Models in OSCAL are organized hierarchically. At each level of this hierarchy, OSCAL syntax provides property (JSON: property / XML: prop) objects. While these properties are sometimes used for core OSCAL syntax, they can also be assigned an organizational namespace (ns) value, which uniquely identifies the organization creating the extension.

For any property identified with the organization's namespace, the organization may use any token value in the property's name. This allows the organization to define the containing content as required. Organizations are strongly encouraged to publish these extensions to their community of OSCAL tool developers.

IMPORTANT NOTE TO DEVELOPERS

Tools should always check for the ns assignment within properties and annotations. When no ns is provided, the default is http://csrc.nist.gov/ns/oscal, which means the property is assumed to be part of the core OSCAL syntax.

This is especially important as organizations extending OSCAL may use the same name value, but in a different namespace as compared to core OSCAL.

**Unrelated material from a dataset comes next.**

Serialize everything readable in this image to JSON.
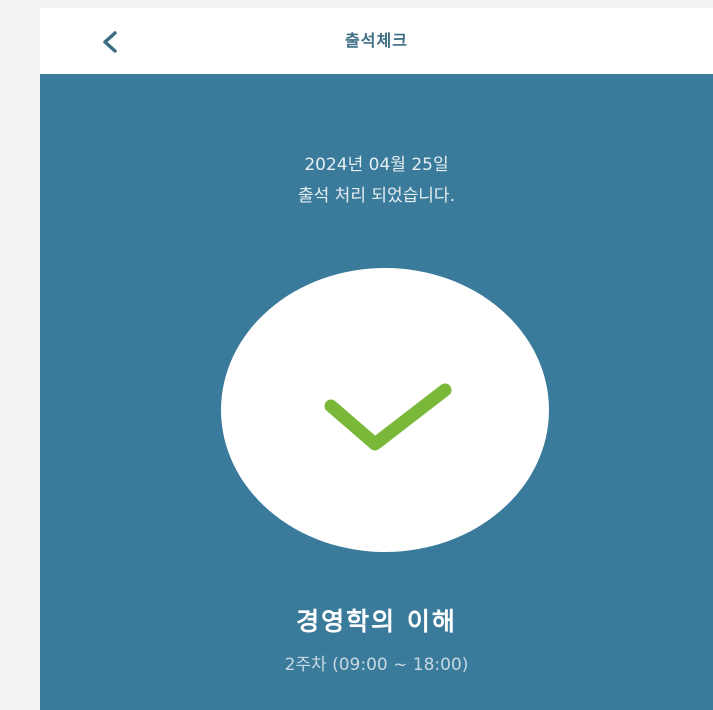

property[@name='status'][@ns='https://fedramp.gov/ns/oscal'] and property[@name='status'] are not the same; however, if a tool is only looking for property[@name='status'], it will inappropriately find the first property as well as the second.

<prop
   name="status"
   ns="https://fedramp.gov/ns/oscal">fedramp-defined-status</prop>

{
   "properties": [
     {
       "name": "status",
       "ns": "https://fedramp.gov/ns/oscal",
       "value": "fedramp-defined-status"
     }
   ]
}

properties:
- name: status
  ns: https://fedramp.gov/ns/oscal
  value: fedramp-defined-status

OSCAL Converters

Each publication of the OSCAL models includes the ability to convert OSCAL file between supported formats without content loss. This allows developers to use their preferred format. A tool designed for one format can accept other formats by simply converting to the supported format during import and/or converting to the alternative format during export.

Currently, converters are available to convert XML-based OSCAL files to JSON and JSON-based OSCAL files to XML.

For more details on converter usage, see the build and usage instructions on the tools page.